Бывали минуты, когда Козел готов был сдаться: сниму ТОГО. Сделаю дебют. А потом сниму ЭТОГО. Но в глубине души Козел понимал: если он снимет ТОГО, выйдет правдоподобная история. Не правдивая, а правдоподобная. А это нисколько не лучше, чем лживая. Даже подлее. На просмотр придут его учителя и коллеги. Будут смотреть и думать: снимать еще не научился, а продаваться уже научился. Молодец. И придется к каждому подходить и объяснять, что он не хотел ТОГО автора. Он вообще-то хотел ЭТОГО, но ему не дали. А Курица разведет крылышками – она редактор, всего лишь редактор.

И наутро Козел снова устремлялся к Курице и доказывал заикаясь. Когда он нервничал, его замыкало на согласных. Лицо останавливалось в напряженной, мучительной гримасе. Курица подсказывала ему конец слова, но, как правило, не угадывала, и приходилось начинать фразу сначала.

К концу беседы Курица сама начинала заикаться, у нее поднималось давление, болел затылок. В один из приступов она поняла: себе дороже – и пошла хлопотать за Козла.

Фильм запустили. Сняли. И положили на полку. Навсегда. Как говорил трехлетний сын: «на псю зизнь». На всю жизнь – одно большое НЕТ! Маленькую железную дверь в стене забили гвоздями, опечатали и повесили пломбу. Козел больше никогда не получит постановки. Одновременно с этим родился второй ребенок. Ошибка районной поликлиники. Просмотрели беременность. Пришлось рожать.

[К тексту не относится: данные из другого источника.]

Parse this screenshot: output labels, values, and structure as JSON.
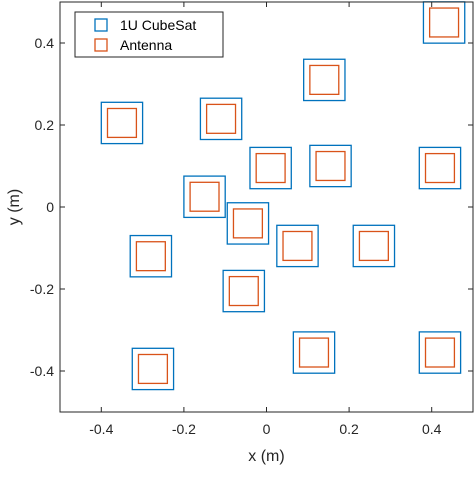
{
  "chart_data": {
    "type": "scatter",
    "xlabel": "x (m)",
    "ylabel": "y (m)",
    "xlim": [
      -0.5,
      0.5
    ],
    "ylim": [
      -0.5,
      0.5
    ],
    "xticks": [
      -0.4,
      -0.2,
      0,
      0.2,
      0.4
    ],
    "yticks": [
      -0.4,
      -0.2,
      0,
      0.2,
      0.4
    ],
    "xtick_labels": [
      "-0.4",
      "-0.2",
      "0",
      "0.2",
      "0.4"
    ],
    "ytick_labels": [
      "-0.4",
      "-0.2",
      "0",
      "0.2",
      "0.4"
    ],
    "grid": false,
    "legend_position": "top-left",
    "cubesat_side_m": 0.1,
    "antenna_side_m": 0.07,
    "series": [
      {
        "name": "1U CubeSat",
        "color": "#0072BD",
        "marker": "square"
      },
      {
        "name": "Antenna",
        "color": "#D95319",
        "marker": "square"
      }
    ],
    "points": [
      {
        "x": 0.43,
        "y": 0.45
      },
      {
        "x": 0.14,
        "y": 0.31
      },
      {
        "x": -0.35,
        "y": 0.205
      },
      {
        "x": -0.11,
        "y": 0.215
      },
      {
        "x": 0.01,
        "y": 0.095
      },
      {
        "x": 0.155,
        "y": 0.1
      },
      {
        "x": 0.42,
        "y": 0.095
      },
      {
        "x": -0.15,
        "y": 0.025
      },
      {
        "x": -0.045,
        "y": -0.04
      },
      {
        "x": 0.075,
        "y": -0.095
      },
      {
        "x": 0.26,
        "y": -0.095
      },
      {
        "x": -0.28,
        "y": -0.12
      },
      {
        "x": -0.055,
        "y": -0.205
      },
      {
        "x": 0.115,
        "y": -0.355
      },
      {
        "x": 0.42,
        "y": -0.355
      },
      {
        "x": -0.275,
        "y": -0.395
      }
    ]
  }
}
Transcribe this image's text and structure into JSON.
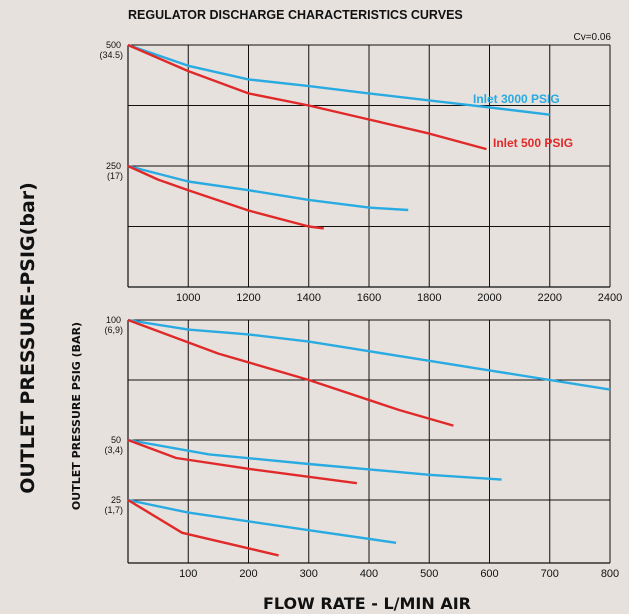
{
  "title": "REGULATOR DISCHARGE CHARACTERISTICS CURVES",
  "outer_ylabel": "OUTLET PRESSURE-PSIG(bar)",
  "inner_ylabel": "OUTLET PRESSURE PSIG (BAR)",
  "xlabel": "FLOW RATE - L/MIN AIR",
  "colors": {
    "inlet_3000": "#29abe2",
    "inlet_500": "#e02a2a",
    "grid": "#111111",
    "background": "#e6e1dd"
  },
  "chart_data": [
    {
      "type": "line",
      "note": "Cv=0.06",
      "xlim": [
        800,
        2400
      ],
      "x_ticks": [
        "1000",
        "1200",
        "1400",
        "1600",
        "1800",
        "2000",
        "2200",
        "2400"
      ],
      "x_tick_values": [
        1000,
        1200,
        1400,
        1600,
        1800,
        2000,
        2200,
        2400
      ],
      "ylim": [
        0,
        500
      ],
      "y_grid": [
        500,
        375,
        250,
        125
      ],
      "y_ticks": [
        {
          "value": 500,
          "line1": "500",
          "line2": "(34.5)"
        },
        {
          "value": 250,
          "line1": "250",
          "line2": "(17)"
        }
      ],
      "legend": [
        {
          "label": "Inlet  3000  PSIG",
          "color": "#29abe2"
        },
        {
          "label": "Inlet  500  PSIG",
          "color": "#e02a2a"
        }
      ],
      "series": [
        {
          "name": "Inlet  3000  PSIG",
          "color": "#29abe2",
          "points": [
            [
              800,
              500
            ],
            [
              1000,
              457
            ],
            [
              1200,
              429
            ],
            [
              1400,
              415
            ],
            [
              1600,
              400
            ],
            [
              2000,
              371
            ],
            [
              2200,
              356
            ]
          ]
        },
        {
          "name": "Inlet  500  PSIG",
          "color": "#e02a2a",
          "points": [
            [
              800,
              500
            ],
            [
              1000,
              446
            ],
            [
              1200,
              400
            ],
            [
              1400,
              375
            ],
            [
              1600,
              346
            ],
            [
              1800,
              317
            ],
            [
              1990,
              285
            ]
          ]
        },
        {
          "color": "#29abe2",
          "points": [
            [
              800,
              250
            ],
            [
              1000,
              218
            ],
            [
              1200,
              200
            ],
            [
              1400,
              180
            ],
            [
              1600,
              164
            ],
            [
              1730,
              159
            ]
          ]
        },
        {
          "color": "#e02a2a",
          "points": [
            [
              800,
              250
            ],
            [
              900,
              222
            ],
            [
              1000,
              200
            ],
            [
              1200,
              158
            ],
            [
              1400,
              125
            ],
            [
              1450,
              121
            ]
          ]
        }
      ]
    },
    {
      "type": "line",
      "xlim": [
        0,
        800
      ],
      "x_ticks": [
        "100",
        "200",
        "300",
        "400",
        "500",
        "600",
        "700",
        "800"
      ],
      "x_tick_values": [
        100,
        200,
        300,
        400,
        500,
        600,
        700,
        800
      ],
      "y_grid_labeled": [
        {
          "line1": "100",
          "line2": "(6,9)"
        },
        {
          "line1": "50",
          "line2": "(3,4)"
        },
        {
          "line1": "25",
          "line2": "(1,7)"
        }
      ],
      "bands": [
        {
          "top": 100,
          "series": [
            {
              "name": "Inlet  3000  PSIG",
              "color": "#29abe2",
              "points": [
                [
                  0,
                  100
                ],
                [
                  100,
                  92
                ],
                [
                  200,
                  88
                ],
                [
                  300,
                  82
                ],
                [
                  400,
                  74
                ],
                [
                  500,
                  66
                ],
                [
                  600,
                  58
                ],
                [
                  700,
                  50
                ],
                [
                  800,
                  42
                ]
              ]
            },
            {
              "name": "Inlet  500  PSIG",
              "color": "#e02a2a",
              "points": [
                [
                  0,
                  100
                ],
                [
                  150,
                  72
                ],
                [
                  300,
                  50
                ],
                [
                  450,
                  25
                ],
                [
                  540,
                  12
                ]
              ]
            }
          ]
        },
        {
          "top": 50,
          "series": [
            {
              "name": "Inlet  3000  PSIG",
              "color": "#29abe2",
              "points": [
                [
                  0,
                  50
                ],
                [
                  135,
                  38
                ],
                [
                  300,
                  30
                ],
                [
                  500,
                  21
                ],
                [
                  620,
                  17
                ]
              ]
            },
            {
              "name": "Inlet  500  PSIG",
              "color": "#e02a2a",
              "points": [
                [
                  0,
                  50
                ],
                [
                  80,
                  35
                ],
                [
                  200,
                  26
                ],
                [
                  380,
                  14
                ]
              ]
            }
          ]
        },
        {
          "top": 25,
          "series": [
            {
              "name": "Inlet  3000  PSIG",
              "color": "#29abe2",
              "points": [
                [
                  0,
                  25
                ],
                [
                  100,
                  20
                ],
                [
                  300,
                  13
                ],
                [
                  445,
                  8
                ]
              ]
            },
            {
              "name": "Inlet  500  PSIG",
              "color": "#e02a2a",
              "points": [
                [
                  0,
                  25
                ],
                [
                  90,
                  12
                ],
                [
                  250,
                  3
                ]
              ]
            }
          ]
        }
      ]
    }
  ]
}
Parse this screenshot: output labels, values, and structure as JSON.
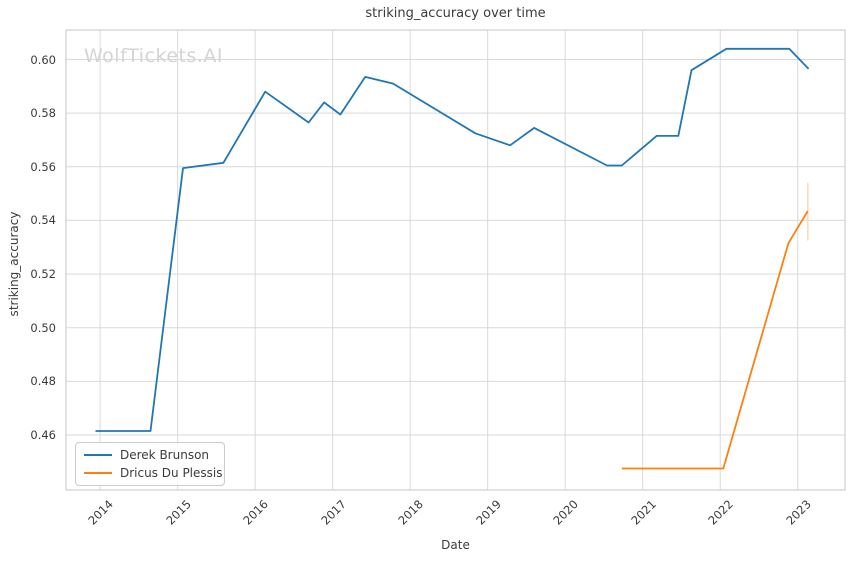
{
  "watermark": {
    "text": "WolfTickets.AI",
    "color": "#d4d4d4"
  },
  "colors": {
    "background": "#ffffff",
    "grid": "#d9d9d9",
    "border": "#cfcfcf",
    "text": "#3b3b3b"
  },
  "chart_data": {
    "type": "line",
    "title": "striking_accuracy over time",
    "xlabel": "Date",
    "ylabel": "striking_accuracy",
    "grid": true,
    "legend_position": "lower left",
    "xlim": [
      2013.56,
      2023.61
    ],
    "ylim": [
      0.4395,
      0.611
    ],
    "x_ticks": [
      2014,
      2015,
      2016,
      2017,
      2018,
      2019,
      2020,
      2021,
      2022,
      2023
    ],
    "y_ticks": [
      0.46,
      0.48,
      0.5,
      0.52,
      0.54,
      0.56,
      0.58,
      0.6
    ],
    "series": [
      {
        "name": "Derek Brunson",
        "color": "#1f77b4",
        "points": [
          [
            2013.94,
            0.4615
          ],
          [
            2014.65,
            0.4615
          ],
          [
            2015.07,
            0.5595
          ],
          [
            2015.59,
            0.5615
          ],
          [
            2016.13,
            0.588
          ],
          [
            2016.69,
            0.5765
          ],
          [
            2016.89,
            0.584
          ],
          [
            2017.1,
            0.5795
          ],
          [
            2017.42,
            0.5935
          ],
          [
            2017.78,
            0.591
          ],
          [
            2018.84,
            0.5725
          ],
          [
            2019.29,
            0.568
          ],
          [
            2019.6,
            0.5745
          ],
          [
            2020.54,
            0.5605
          ],
          [
            2020.73,
            0.5605
          ],
          [
            2021.18,
            0.5715
          ],
          [
            2021.46,
            0.5715
          ],
          [
            2021.63,
            0.596
          ],
          [
            2022.08,
            0.604
          ],
          [
            2022.89,
            0.604
          ],
          [
            2023.14,
            0.5965
          ]
        ]
      },
      {
        "name": "Dricus Du Plessis",
        "color": "#ff7f0e",
        "points": [
          [
            2020.73,
            0.4475
          ],
          [
            2022.04,
            0.4475
          ],
          [
            2022.88,
            0.5315
          ],
          [
            2023.13,
            0.5435
          ]
        ],
        "error_bar": {
          "x": 2023.13,
          "y_low": 0.5325,
          "y_high": 0.554,
          "color": "#ffd6ae"
        }
      }
    ]
  }
}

Козел с головой ушел в «материнство». Жена работала, он оставался дома. Отводил старшего в сад. Варил на семью. Убирал. Гулял с коляской, подружился с бабками и няньками, слушал дворовые сплетни и понимал: сплетни заменяют людям творчество. Так что творческое начало присутствует в любой жизни. Кирка иногда звонила, что задерживается, и возвращалась пьяная. Все как в нормальных семьях, только наоборот. Она – мужчина. Он – женщина. Козел не бунтовал. Смирился. Такая жизнь делает человека бесполым. И выхода нет. Менять профессию? Но он уже заражен творческим микробом. Любое другое дело – вранье. А сидеть с ребенком – все-таки не вранье. С сыном приходилось общаться на его уровне, разговаривать на его языке: «бай-бай», «ням-ням», разжигать и поддерживать в нем огонек сознания. Козлу иногда казалось, что сам он потихонечку превращается в неандертальца у костра: бай-бай, ням-ням, па-па, ба-ба… И этому не будет конца. Но вдруг…

Это вдруг влетело в дом в виде телефонного звонка. Звонили из конфликтной комиссии. Фильм сняли с полки и послали на фестиваль. Первая премия. Золотой приз. Козел – талант.

Курица звонила к нему домой, квохтала, что он молодец. Что он пробивной. Что так и надо. Хотелось, конечно, кое о чем напомнить, но неудобно в такую минуту. Как-то мелочно. Не по-рыцарски. Курица попросила дать ей рекомендацию в Союз кинематографистов. К Козлу прислушаются. Козел – авторитет.

Козел пообещал, попросил перезвонить. И уехал на семинар. И сидит сейчас под пальмой. Высматривает девочку-семинаристочку, с которой ему хотелось бы остаться вечером.

В семинаре – тридцать один человек. Каждый – индивидуальность. Штучный товар. Тридцать одна штука. Лет через сто, когда они все помрут, выяснится, что здесь сидело пять гениев. Не меньше.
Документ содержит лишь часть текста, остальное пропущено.